鉄球はゴロゴロ転がり、やがて人間の姿にかたちを変えた。鉄球だと思えたものは、黒い学制服を着た肥満体の男が丸まっていただけだった。丸まることで鉄球の硬度を身につけていたのだ。
「府宙ティスティクル学園のイマゲップナオトね」セリが身構える。
ナオトは痛そうに背中に手をやると、ふらつきながら逃げて行こうとする。追いかけるセリがナオトの体を掴むとグイッと引き寄せ、その巨体をおもいきり投げ飛ばした。
宙に弧を描き、地面に叩きつけられたナオトは昏倒してピクリとも動かなくなった。
「おっ、あいつも学園牧だぜ」
ヂョーと子分たちが目ざとく見つけた。
新たなる獲物を狩るぞとばかりに、ヂョーたち一同は今度はイマゲップナオトのところまですっ飛んだ。
「ゲヒャヒャヒャヒャ、こいつは何を挟んでんだろうな」ヂョーが例のイヤらしい笑い声をあげ、さっそく一同はナオトを取り囲むとハイエナのごとくズボンを下ろしにかかった。
「……あきれた変態連中ね」セリは首を振り振り、もう注意する気もなくしたみたいにくるり体の向きを変えると、
「コテマリさん、どこ?」
アザミを目で探すが……どこにもいない。
ツムリたちを助けているあいだにすっかり見失ってしまった。
「クソ……」
セリはくんずほぐれつの群衆の乱闘の中にふたたび入っていった。
この間にイマゲップナオトもまた、ヂョーたちによってすっかり大きな尻をむき出しにさせられてしまった。
期待に目を輝かせ割れ目を覗き込むヂョーたち。
そこに挟まっていたのは……ワインオープナー……ワインのコルク抜きだった。
「あ? ……なんだこれは。チッ、くだらん」
ヂョーはあからさまに失望をあらわにすると、ナオトのデカい尻の肉をペシッと叩いた。「もっと笑えるもん挟んどけよカスが」
「ほんとだぜ」
「じゃあこいつは俺がいただくよ」
アフロが手を伸ばし、イマゲップナオトの尻の割れ目からムギュッとワインオープナーをむしり取った。立ち上がったアフロは早速自分のベルトをゆるめてゴソゴソと自分の尻に挟もうとした。

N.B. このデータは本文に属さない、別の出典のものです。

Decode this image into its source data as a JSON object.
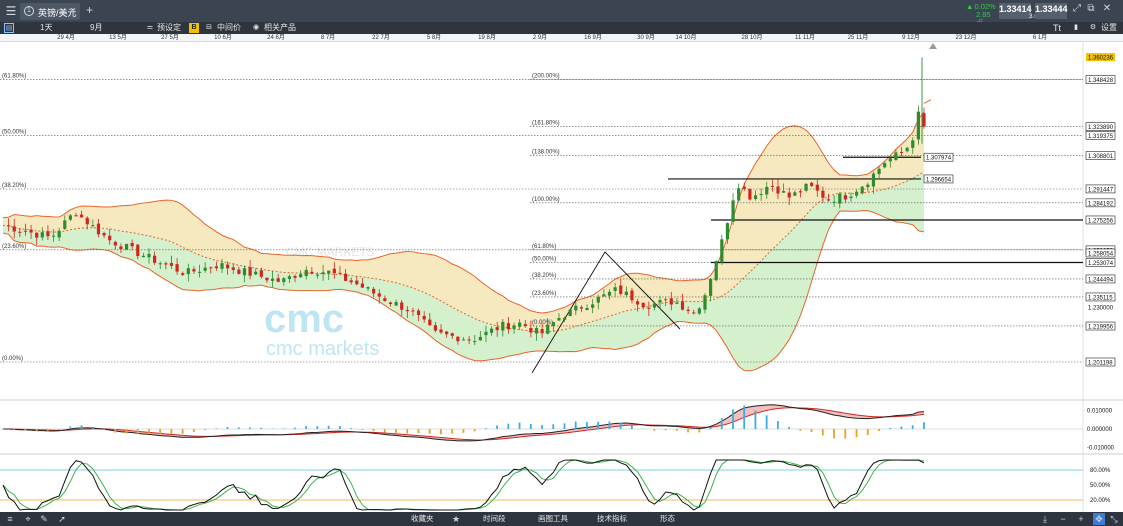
{
  "tab": {
    "number": "1",
    "title": "英镑/美元",
    "close": "×"
  },
  "add_tab": "+",
  "quote": {
    "change_pct": "0.02%",
    "change_pts": "2.85点",
    "sell": "1.33414",
    "buy": "1.33444",
    "spread": "3.0"
  },
  "toolbar": {
    "timeframe": "1天",
    "range": "9月",
    "preset": "预设定",
    "mid_price": "中间价",
    "related": "相关产品",
    "settings": "设置",
    "b_badge": "B",
    "text_tool": "Tt"
  },
  "date_axis": [
    "29 4月",
    "13 5月",
    "27 5月",
    "10 6月",
    "24 6月",
    "8 7月",
    "22 7月",
    "5 8月",
    "19 8月",
    "2 9月",
    "16 9月",
    "30 9月",
    "14 10月",
    "28 10月",
    "11 11月",
    "25 11月",
    "9 12月",
    "23 12月",
    "6 1月"
  ],
  "watermark": {
    "logo": "cmc",
    "text": "cmc markets",
    "small": "CMC MARKETS"
  },
  "bottom_bar": {
    "favorites": "收藏夹",
    "time_period": "时间段",
    "drawing_tools": "画图工具",
    "indicators": "技术指标",
    "patterns": "形态"
  },
  "chart_data": [
    {
      "type": "candlestick",
      "title": "",
      "overlays": [
        "bollinger_bands",
        "fibonacci_retracement",
        "horizontal_lines",
        "trend_lines"
      ],
      "price_axis_labels": [
        "1.360236",
        "1.348428",
        "1.323890",
        "1.319375",
        "1.308801",
        "1.307974",
        "1.296654",
        "1.291447",
        "1.284192",
        "1.275256",
        "1.259653",
        "1.258054",
        "1.253074",
        "1.244494",
        "1.235115",
        "1.230000",
        "1.219956",
        "1.201198"
      ],
      "current_price_tag": "1.360236",
      "fib_left": [
        {
          "label": "(61.80%)",
          "price": 1.3484
        },
        {
          "label": "(50.00%)",
          "price": 1.3194
        },
        {
          "label": "(38.20%)",
          "price": 1.2914
        },
        {
          "label": "(23.60%)",
          "price": 1.2597
        },
        {
          "label": "(0.00%)",
          "price": 1.2012
        }
      ],
      "fib_right": [
        {
          "label": "(200.00%)",
          "price": 1.3484
        },
        {
          "label": "(161.80%)",
          "price": 1.3239
        },
        {
          "label": "(138.00%)",
          "price": 1.3088
        },
        {
          "label": "(100.00%)",
          "price": 1.2842
        },
        {
          "label": "(61.80%)",
          "price": 1.2597
        },
        {
          "label": "(50.00%)",
          "price": 1.2531
        },
        {
          "label": "(38.20%)",
          "price": 1.2445
        },
        {
          "label": "(23.60%)",
          "price": 1.2351
        },
        {
          "label": "(0.00%)",
          "price": 1.22
        }
      ],
      "horizontal_lines": [
        {
          "price": 1.307974,
          "from": 843,
          "to": 921
        },
        {
          "price": 1.296654,
          "from": 668,
          "to": 921
        },
        {
          "price": 1.275256,
          "from": 711,
          "to": 1083
        },
        {
          "price": 1.253074,
          "from": 711,
          "to": 1083
        }
      ],
      "ylim": [
        1.195,
        1.365
      ]
    },
    {
      "type": "macd",
      "axis_labels": [
        "0.010000",
        "0.000000",
        "-0.010000"
      ],
      "ylim": [
        -0.012,
        0.012
      ]
    },
    {
      "type": "stochastic",
      "axis_labels": [
        "80.00%",
        "50.00%",
        "20.00%"
      ],
      "levels": [
        80,
        20
      ],
      "ylim": [
        0,
        100
      ]
    }
  ],
  "colors": {
    "up": "#2e8b2e",
    "down": "#d0261e",
    "band": "#e8652a",
    "band_fill_up": "#cfeec8",
    "band_fill_down": "#f6e7b8",
    "macd_signal": "#d0261e",
    "macd_line": "#222222",
    "hist_pos": "#3aaee0",
    "hist_neg": "#f0a020",
    "stoch_k": "#111111",
    "stoch_d": "#3cb44b",
    "level80": "#4fc3d8",
    "level20": "#f0a020"
  }
}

「……あ、無理だ、こんなの挟めねえぞ」しかしすぐにあきらめスッとズボンの裾から抜く。ワインオープナーをじっと眺め、「よくこんなの挟めるな。挟めたとしてもこの大きさじゃ自由に動けねえ」
「オラーッ!」するとこの場にひとりだけいなかったピアスヘッドが頭から七色の光線を四方八方に巻き散らしはじめていた。
「ギャハーッ! 俺もとうとう学園牧の能力を手に入れたぜぇ!」
どうやらシガキマサルのトンカツを自分の尻に挟んだようだった。ピアスヘッドの頭を覆う色とりどりのピアスが太陽光線を吸収し、それらのひとつひとつが放射状に何本もつる○○ハゲ丸光線を発射していた。さながらミラーボールがビーム砲を何筋も照射しているイメージだった。
はしゃぐのあまりピアスヘッドがあたりかまわず○○ピカハゲ丸光線をまき散らすものだから、敵どころか味方の動物たちや人間にも被害者が出た。
「やめろこらおいっ!」ヂョーたちもあたふたと光線から逃げつつピアスを怒鳴りつけるのだが、躁状態のピアスは聞く耳を持たない。周辺の群衆がドーッと逃げまどいはじめた。